McDonalds is more often associated with causing obesity rather then promoting the terms heritage and community, yet the recent closure of the East Coast Park McDonalds has brought about a different kind of emotional outpouring to a place that could be marked as one of the more unique heritage sites you would never study about in a textbook.
East Coast Park itself is part of the reclaimed area that was meant to expand Katong back in the 1970’s, while the first McDonalds landed at Liat Towers in 1979.
The ECP or Marine Cove outlet only opened in 1982, but over the years has become synonymous with all visitors to the park, it was the first place people thought about whenever they were hungry, and also holds the distinction of being the first drive-thru and skate-thru outlet in Singapore.
From after-school students, to couples and families heading there after a day at the beach, many people hold fond memories of this particular McDonalds outlet, be it birthdays, time spent chatting or simply pretending to fall off your roller blades so the girl you are dating will help lift you up.

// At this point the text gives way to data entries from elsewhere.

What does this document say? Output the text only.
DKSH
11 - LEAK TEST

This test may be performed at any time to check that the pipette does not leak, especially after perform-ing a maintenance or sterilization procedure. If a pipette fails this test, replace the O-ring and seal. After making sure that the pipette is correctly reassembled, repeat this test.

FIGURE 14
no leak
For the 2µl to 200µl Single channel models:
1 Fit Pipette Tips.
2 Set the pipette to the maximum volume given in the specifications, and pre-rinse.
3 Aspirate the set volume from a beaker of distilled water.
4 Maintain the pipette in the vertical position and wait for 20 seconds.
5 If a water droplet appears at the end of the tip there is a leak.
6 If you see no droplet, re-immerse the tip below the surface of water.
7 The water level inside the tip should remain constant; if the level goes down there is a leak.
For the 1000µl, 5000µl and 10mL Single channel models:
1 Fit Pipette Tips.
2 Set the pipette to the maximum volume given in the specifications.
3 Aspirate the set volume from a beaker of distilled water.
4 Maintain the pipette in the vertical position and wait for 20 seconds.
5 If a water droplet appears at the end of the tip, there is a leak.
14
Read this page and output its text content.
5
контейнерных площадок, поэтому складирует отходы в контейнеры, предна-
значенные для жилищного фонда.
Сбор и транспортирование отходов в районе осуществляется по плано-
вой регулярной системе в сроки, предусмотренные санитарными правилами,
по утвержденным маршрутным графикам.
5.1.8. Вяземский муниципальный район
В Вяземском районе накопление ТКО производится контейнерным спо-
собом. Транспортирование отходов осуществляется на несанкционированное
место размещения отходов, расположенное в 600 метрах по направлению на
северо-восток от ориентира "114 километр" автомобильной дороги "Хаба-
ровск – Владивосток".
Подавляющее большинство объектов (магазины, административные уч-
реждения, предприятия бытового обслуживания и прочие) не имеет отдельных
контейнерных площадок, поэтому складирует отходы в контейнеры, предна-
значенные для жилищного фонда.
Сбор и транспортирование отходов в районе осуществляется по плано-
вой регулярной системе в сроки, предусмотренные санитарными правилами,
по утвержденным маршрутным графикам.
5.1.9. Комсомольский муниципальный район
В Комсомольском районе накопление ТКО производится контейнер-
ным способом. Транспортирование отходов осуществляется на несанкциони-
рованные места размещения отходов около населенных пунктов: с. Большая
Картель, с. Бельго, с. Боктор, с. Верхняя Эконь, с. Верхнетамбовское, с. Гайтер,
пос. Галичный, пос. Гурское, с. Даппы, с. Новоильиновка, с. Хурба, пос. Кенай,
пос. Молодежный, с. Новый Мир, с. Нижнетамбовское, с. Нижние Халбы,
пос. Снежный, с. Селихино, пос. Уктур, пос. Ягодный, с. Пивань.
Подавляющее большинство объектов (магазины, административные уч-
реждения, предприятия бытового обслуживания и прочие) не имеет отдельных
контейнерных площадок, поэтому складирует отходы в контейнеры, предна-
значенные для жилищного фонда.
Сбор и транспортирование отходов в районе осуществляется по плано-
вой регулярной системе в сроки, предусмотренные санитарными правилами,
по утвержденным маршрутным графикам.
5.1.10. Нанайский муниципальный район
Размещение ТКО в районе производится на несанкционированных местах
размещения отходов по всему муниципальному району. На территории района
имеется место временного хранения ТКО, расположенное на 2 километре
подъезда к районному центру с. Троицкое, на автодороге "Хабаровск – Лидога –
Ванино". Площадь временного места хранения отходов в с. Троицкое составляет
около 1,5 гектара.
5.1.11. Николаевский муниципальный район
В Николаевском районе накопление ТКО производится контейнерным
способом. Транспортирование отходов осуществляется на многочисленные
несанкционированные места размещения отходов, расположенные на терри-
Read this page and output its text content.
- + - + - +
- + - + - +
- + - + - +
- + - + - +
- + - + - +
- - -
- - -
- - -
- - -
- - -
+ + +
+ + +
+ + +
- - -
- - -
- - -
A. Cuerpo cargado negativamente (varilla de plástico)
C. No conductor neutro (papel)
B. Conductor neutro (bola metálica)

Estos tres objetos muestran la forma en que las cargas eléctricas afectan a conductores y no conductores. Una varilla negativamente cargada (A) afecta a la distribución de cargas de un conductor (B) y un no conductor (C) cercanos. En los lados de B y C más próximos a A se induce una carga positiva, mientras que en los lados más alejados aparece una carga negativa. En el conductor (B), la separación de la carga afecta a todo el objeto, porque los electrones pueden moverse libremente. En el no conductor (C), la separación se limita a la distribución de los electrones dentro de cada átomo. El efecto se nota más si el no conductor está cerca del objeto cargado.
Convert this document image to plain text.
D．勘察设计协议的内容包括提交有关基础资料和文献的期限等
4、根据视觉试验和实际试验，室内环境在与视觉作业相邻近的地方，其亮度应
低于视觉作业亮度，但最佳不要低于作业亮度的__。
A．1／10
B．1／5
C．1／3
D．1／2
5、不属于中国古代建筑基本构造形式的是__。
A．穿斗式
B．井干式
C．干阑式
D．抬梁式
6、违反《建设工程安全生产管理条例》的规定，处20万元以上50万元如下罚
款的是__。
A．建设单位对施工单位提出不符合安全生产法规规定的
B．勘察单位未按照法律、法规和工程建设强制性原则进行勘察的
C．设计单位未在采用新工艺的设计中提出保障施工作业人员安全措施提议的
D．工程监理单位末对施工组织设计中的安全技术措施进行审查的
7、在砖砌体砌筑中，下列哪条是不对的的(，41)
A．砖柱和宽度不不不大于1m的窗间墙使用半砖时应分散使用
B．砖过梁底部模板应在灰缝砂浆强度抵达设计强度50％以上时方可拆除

In many ways, the recent outpouring of emotional attachments does show that Singaporeans do have fond memories and associations with places, and are more than eager to express or show support for something they hold dear to.
While these places may not necessary be historically labelled ‘heritage’ sites, it is welcoming to see from this instance, how we can further develop on the word ‘heritage’ and perhaps diversify it to include and generate awareness amongst a wider scope of people.